Halliburton takes big quarterly profit hit
HOUSTON, July 20, 2015 – Halliburton saw its year-on-year net profit drop 93 percent for the second quarter of 2015. The US oilfield services giant posted a quarterly net profit of $53 million, or $0.06 per share, down from $775 million, or $0.91 per share in 2014.
The company posted revenues for the second quarter of $5.92 billion, compared to $8.05 billion for the same period in 2014. Despite the fall, revenues exceeded analysts’ expectations of $5.78 billion, spurring a 2.5-percent rise in Halliburton’s share price in Monday pre-market trading to $41.

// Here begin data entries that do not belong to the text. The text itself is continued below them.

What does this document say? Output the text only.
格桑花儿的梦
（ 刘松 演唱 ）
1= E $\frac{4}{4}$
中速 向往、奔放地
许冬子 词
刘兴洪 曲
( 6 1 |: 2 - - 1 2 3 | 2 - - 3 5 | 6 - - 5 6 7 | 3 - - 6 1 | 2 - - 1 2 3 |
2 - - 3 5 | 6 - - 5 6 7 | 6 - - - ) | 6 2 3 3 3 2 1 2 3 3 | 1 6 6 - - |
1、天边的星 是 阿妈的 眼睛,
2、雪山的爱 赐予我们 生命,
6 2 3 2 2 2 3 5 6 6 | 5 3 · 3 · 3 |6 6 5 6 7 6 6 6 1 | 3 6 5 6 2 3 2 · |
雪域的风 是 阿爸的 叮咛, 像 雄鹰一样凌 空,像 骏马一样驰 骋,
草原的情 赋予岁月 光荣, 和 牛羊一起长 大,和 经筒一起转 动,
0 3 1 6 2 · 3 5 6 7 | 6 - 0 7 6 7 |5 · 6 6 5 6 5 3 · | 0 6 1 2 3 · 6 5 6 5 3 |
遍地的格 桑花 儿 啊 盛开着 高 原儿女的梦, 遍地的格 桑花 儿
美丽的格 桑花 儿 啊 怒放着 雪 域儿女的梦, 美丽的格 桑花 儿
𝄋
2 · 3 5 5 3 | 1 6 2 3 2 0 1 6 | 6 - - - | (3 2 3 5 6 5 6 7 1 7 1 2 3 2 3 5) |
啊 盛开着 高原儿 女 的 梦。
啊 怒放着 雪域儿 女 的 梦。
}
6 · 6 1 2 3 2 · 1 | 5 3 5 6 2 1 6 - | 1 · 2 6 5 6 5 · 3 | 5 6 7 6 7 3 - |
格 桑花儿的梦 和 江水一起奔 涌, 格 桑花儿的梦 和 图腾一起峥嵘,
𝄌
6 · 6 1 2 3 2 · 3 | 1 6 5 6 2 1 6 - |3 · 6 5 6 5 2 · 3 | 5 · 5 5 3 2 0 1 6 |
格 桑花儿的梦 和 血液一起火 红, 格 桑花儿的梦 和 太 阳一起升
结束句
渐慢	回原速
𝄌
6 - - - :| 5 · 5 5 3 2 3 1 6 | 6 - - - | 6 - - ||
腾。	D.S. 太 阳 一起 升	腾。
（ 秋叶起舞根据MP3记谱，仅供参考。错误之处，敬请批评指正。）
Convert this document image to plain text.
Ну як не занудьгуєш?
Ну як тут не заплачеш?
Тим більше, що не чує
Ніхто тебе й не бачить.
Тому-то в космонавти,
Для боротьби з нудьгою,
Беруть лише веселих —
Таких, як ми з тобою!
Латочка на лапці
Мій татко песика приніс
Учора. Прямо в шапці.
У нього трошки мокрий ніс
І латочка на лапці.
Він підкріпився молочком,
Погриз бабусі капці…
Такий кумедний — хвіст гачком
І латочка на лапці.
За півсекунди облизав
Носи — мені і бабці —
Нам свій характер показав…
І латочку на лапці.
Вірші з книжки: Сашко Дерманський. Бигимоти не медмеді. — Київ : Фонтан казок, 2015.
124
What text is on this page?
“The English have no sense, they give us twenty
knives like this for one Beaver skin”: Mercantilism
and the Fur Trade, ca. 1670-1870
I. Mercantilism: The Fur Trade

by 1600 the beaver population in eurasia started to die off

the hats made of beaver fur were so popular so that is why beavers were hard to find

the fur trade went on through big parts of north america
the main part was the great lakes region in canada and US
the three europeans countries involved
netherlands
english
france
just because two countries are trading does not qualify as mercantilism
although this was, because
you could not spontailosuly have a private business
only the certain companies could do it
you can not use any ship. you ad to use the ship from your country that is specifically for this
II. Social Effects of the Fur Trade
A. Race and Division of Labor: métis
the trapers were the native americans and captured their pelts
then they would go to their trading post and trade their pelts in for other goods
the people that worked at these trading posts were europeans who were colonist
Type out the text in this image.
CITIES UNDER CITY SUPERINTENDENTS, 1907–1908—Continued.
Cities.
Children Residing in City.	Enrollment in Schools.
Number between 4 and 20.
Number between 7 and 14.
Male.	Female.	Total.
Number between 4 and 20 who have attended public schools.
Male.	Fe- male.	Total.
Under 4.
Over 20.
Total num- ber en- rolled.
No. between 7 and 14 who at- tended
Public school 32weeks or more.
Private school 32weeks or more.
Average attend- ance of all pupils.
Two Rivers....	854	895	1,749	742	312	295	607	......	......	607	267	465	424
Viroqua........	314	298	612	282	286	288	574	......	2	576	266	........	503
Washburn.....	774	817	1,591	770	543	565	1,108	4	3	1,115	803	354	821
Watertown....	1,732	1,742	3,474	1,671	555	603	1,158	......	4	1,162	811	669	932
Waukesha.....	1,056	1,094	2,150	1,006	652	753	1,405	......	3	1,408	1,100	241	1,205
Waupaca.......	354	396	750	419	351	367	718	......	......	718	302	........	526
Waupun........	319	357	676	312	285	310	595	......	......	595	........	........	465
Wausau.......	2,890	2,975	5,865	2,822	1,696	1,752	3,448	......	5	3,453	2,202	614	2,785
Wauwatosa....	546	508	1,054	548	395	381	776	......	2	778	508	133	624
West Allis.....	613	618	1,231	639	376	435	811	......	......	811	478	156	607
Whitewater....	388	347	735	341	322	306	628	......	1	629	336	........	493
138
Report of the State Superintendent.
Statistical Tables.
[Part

Soft demand, particularly in the North American market, is mainly responsible for the profit plunge. Halliburton’s North American revenues declined 39 percent in the second quarter, to $2.67 billion. As the world’s largest fracking-services provider, Halliburton is exposed to the contraction of fracking activities in the region, instigated by continued low oil prices.
Oilfield services rival Weatherford International said in April 2015 that half of the 41 fracking companies operating in the US would close or be sold off by the end of 2015. At the same time, US market research firm IHS expects prices for fracking services to fall 35 percent.
Halliburton is in the process of acquiring smaller rival Baker Hughes in a deal worth around $34.6 billion. The move is projected to create around $2 billion in cost savings and help Halliburton compete with main rival, France’s Schlumberger.